Kur'an-ı Kerim ve Türkçe Meali Sayfa 333
6. Böyledir, çünkü Allah, evet O, Hakk’tır; (değişmezMutlak Gerçek’tir; her sözü, her icraatı hakikattır ve belli bir gayeye yöneliktir); hiç şüphesiz O, ölüleri diriltecektir ve yine hiç şüphesiz O, her şeye hakkıyla güç yetirendir.
7. Yine şu da bir gerçek ki, Kıyamet mutlaka gelecektir: bunda en ufak bir şüphe yoktur. Ve Allah, hiç kuşkusuz kabirlerde yatan ölüleri diriltecektir.
8. Hakikat bu iken insanlar içinde öylesi var ki, Allah hakkında tartışır durur da, ne dayandığı kesin bir bilgi vardır, ne bir delil ve marifete istinat eder, ne de kalbleri ve zihinleri aydınlatan İlâhî bir Kitaba.
9. Kibirli kibirli tartışmasını sürdürür ve bütün maksadı, insanları Allah’ın Yolu’ndan saptırmaktır. Böylesinin hakkı dünyada rüsvaylık olduğu gibi, Kıyamet Günü de ona o yakıcı azabı tattırırız.
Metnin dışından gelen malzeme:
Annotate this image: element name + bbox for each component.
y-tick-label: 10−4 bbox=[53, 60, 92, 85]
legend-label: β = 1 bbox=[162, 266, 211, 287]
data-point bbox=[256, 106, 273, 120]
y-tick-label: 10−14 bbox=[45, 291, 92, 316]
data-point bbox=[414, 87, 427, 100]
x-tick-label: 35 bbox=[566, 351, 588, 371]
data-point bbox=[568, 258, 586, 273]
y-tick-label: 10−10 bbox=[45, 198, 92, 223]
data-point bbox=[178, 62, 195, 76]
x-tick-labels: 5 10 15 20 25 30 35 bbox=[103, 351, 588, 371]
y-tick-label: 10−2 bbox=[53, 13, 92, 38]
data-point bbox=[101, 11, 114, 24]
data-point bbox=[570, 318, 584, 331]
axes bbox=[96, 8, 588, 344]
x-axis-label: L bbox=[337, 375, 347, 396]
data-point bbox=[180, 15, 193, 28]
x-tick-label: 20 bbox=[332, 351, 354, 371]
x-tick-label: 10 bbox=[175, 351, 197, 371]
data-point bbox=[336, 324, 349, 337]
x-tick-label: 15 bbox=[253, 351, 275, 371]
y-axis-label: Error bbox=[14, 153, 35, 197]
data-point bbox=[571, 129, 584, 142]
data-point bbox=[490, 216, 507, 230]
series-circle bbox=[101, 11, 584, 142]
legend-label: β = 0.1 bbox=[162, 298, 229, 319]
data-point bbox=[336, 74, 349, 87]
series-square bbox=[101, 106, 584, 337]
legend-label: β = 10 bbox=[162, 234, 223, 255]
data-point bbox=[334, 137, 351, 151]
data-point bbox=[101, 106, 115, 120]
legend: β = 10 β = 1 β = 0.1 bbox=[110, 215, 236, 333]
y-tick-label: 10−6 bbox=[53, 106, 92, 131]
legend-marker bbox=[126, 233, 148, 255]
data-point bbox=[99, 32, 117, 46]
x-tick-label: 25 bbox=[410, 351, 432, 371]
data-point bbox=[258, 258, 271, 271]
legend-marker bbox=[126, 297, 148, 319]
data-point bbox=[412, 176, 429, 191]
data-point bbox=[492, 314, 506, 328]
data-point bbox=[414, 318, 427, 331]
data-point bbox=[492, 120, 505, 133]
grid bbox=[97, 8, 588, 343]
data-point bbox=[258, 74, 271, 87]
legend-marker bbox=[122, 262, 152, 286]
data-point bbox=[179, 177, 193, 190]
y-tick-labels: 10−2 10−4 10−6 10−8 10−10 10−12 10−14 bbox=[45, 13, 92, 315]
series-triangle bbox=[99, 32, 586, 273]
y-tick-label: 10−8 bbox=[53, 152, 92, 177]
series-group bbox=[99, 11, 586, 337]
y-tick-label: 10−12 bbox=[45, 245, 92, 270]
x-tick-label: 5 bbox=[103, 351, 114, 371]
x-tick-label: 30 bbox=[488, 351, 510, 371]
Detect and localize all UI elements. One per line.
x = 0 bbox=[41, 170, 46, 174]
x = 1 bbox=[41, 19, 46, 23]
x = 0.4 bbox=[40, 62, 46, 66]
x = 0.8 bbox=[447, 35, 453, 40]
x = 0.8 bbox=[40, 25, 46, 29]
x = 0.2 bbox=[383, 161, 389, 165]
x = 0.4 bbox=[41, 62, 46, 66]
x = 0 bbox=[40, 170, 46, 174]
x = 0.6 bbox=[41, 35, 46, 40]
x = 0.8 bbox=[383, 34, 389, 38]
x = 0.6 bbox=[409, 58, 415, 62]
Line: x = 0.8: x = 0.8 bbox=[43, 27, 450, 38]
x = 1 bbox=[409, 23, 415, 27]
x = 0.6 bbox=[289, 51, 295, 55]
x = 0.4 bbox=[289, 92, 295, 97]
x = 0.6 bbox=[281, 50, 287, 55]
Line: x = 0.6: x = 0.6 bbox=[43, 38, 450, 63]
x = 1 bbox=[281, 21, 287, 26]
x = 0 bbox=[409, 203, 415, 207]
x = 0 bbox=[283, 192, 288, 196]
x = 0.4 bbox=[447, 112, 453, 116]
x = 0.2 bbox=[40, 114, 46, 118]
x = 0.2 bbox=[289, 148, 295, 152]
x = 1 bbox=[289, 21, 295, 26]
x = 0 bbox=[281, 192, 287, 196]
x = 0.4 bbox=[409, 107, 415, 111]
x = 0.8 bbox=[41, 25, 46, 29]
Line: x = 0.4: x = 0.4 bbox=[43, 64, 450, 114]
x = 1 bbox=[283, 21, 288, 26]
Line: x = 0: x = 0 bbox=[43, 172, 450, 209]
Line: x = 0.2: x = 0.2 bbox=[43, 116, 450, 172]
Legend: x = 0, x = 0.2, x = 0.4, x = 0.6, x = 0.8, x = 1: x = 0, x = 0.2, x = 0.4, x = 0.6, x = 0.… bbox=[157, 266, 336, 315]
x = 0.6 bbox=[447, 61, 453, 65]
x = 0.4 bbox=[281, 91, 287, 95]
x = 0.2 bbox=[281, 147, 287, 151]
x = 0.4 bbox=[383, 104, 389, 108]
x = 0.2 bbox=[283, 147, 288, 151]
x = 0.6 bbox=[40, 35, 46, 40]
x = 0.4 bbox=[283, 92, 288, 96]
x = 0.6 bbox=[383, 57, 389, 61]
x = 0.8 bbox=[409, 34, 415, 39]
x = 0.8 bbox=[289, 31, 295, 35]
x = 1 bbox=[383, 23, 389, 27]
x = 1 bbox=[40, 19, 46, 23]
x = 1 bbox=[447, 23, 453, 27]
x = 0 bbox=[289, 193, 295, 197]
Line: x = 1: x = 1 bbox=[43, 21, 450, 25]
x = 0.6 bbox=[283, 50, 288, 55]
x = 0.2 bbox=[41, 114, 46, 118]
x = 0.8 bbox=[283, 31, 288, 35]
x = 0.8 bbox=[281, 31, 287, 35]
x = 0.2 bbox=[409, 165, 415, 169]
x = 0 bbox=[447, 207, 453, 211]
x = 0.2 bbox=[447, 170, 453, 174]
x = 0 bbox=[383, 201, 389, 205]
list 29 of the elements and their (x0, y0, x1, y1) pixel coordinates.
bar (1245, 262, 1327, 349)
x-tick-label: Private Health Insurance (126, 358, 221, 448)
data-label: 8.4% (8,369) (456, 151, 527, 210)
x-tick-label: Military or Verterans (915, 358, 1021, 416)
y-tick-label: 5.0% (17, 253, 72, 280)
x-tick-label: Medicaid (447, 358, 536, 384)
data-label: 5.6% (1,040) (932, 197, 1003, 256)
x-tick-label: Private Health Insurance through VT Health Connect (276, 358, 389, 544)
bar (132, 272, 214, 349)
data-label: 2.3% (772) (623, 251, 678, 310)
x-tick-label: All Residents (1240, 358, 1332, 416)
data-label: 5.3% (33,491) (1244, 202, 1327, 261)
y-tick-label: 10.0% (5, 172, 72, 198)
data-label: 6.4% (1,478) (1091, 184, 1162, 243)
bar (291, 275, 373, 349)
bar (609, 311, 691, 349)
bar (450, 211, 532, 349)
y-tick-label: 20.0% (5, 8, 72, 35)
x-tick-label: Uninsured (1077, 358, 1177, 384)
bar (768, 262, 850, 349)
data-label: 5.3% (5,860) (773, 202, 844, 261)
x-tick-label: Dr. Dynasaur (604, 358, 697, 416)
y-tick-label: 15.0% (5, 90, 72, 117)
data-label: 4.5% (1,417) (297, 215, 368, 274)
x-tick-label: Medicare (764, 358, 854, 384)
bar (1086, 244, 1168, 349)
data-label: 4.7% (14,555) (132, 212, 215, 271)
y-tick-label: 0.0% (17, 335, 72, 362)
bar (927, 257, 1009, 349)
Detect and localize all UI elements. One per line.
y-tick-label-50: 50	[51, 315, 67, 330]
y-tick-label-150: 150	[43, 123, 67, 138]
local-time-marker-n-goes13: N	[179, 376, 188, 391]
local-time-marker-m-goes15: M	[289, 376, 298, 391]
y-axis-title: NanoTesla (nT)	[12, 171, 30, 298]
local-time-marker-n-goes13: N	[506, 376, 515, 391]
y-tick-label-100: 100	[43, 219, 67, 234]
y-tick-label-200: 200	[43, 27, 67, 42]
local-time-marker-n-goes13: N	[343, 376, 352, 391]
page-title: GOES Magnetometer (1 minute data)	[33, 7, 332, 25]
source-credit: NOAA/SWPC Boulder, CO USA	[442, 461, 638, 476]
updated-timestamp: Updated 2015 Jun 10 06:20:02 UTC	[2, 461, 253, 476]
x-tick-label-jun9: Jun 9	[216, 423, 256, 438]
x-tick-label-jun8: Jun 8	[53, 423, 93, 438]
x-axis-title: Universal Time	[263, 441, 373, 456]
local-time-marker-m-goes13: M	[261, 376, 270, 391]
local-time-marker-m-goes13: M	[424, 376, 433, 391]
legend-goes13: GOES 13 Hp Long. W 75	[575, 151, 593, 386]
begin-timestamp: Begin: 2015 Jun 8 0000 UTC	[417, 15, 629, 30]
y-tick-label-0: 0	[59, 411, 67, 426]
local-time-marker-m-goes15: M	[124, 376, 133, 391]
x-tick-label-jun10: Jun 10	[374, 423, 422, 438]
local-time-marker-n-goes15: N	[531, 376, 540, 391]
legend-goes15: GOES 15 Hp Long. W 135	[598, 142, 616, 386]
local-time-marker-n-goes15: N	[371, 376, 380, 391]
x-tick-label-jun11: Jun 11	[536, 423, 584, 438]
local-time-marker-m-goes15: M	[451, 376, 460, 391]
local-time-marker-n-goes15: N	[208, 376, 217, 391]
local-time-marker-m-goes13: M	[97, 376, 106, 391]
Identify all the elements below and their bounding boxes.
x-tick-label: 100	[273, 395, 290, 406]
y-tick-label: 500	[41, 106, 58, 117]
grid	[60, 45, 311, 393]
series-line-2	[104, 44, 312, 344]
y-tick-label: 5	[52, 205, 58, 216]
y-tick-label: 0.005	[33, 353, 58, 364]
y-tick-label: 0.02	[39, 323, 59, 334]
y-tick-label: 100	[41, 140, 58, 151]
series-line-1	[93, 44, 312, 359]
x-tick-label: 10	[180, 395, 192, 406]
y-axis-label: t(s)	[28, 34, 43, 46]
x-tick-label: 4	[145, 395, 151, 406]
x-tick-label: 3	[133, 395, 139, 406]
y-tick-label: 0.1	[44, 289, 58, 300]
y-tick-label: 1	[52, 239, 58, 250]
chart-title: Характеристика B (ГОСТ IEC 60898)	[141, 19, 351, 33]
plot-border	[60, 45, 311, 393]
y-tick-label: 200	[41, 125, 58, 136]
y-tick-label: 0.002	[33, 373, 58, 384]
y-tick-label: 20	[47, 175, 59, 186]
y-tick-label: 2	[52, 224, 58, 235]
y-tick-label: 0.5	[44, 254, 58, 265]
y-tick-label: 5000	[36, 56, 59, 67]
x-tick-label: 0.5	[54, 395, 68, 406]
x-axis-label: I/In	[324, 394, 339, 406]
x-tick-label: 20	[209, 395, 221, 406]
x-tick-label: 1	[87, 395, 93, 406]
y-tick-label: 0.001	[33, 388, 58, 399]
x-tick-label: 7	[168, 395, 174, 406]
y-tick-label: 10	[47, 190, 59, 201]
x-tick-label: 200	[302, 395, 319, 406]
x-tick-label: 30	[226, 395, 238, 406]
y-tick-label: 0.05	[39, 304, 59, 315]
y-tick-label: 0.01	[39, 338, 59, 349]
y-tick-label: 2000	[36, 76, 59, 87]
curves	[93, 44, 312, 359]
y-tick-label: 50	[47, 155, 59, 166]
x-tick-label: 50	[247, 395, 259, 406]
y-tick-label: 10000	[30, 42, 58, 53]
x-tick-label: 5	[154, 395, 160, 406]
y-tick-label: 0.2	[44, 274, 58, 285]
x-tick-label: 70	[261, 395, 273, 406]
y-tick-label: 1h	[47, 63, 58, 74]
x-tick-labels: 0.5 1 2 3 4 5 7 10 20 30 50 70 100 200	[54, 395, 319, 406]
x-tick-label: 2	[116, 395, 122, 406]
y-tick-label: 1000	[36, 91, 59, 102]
10. “Bu azap, dünyada iken bizzat kazanıp buraya gönderdiğin günahlarının sonucudur. Yoksa Allah, kullarına asla zulmedici değildir.”
11. İnsanlar içinde öylesi de vardır ki, Allah’a kenarından (ve tek bir gayeyi gözeterek) ibadet eder. Bu bakımdan, beklentisi gerçekleşir de bir iyilik görürse onunla rahatlar ve sevinir. Yok, bir sıkıntı ve imtihana maruz kalırsa, yüzüstü dönüverir. Dünyasını da mahvetti, âhiretini de. İşte budur apaçık hüsran.
12. Öylesi, Allah’ı bırakır da, (zarar ve fayda vermeye gücü yetmeyen, dolayısıyla) kendisine zararı da faydası da olmayacak şeylere yalvarır. Budur, doğru yolun en uzağına düşme.
13. Faydadan çok zarar getirecek kişiye (büyük bildiklerine, reislere, bir takım otoritelere) yalvarır tapınırcasına. Oysa yalvardığı o kişi, gerçekte ne fena bir efendi, ne fena bir yandaştır!
14. Halbuki Allah, iman edip, imanları istikametinde sağlam, doğru, yerinde ve ıslaha yönelik işler yapanları (ağaçlarının arasından ve köşklerinin) altından ırmaklar akan cennetlere koyacaktır. Kuşkusuz Allah, her ne dilerse yapar.
15. Kim Allah’ın, Rasûlü’ne dünyada (şanını yüceltme ve dinini hakim kılma konusunda) ve Âhiret’te (O’nu rahmetiyle sarıp sarmalama hususunda) yardım etmeyeceğini sanıyorsa, o halde hiç durmasın, (Allah’ın söz konusu yardımına, hattâ O’na Kur’ân’ı da indirmesine engel olmak için) elinden ne geliyorsa yapsın: o kadar ki, bir yolunu bulup göğe çıksın, nefessiz kalıncaya kadar uğraşıp didinsin ve baksın bakalım, kurduğu tuzaklar bir işe yarıyor ve gayzını yatıştırmaya yetiyor mu?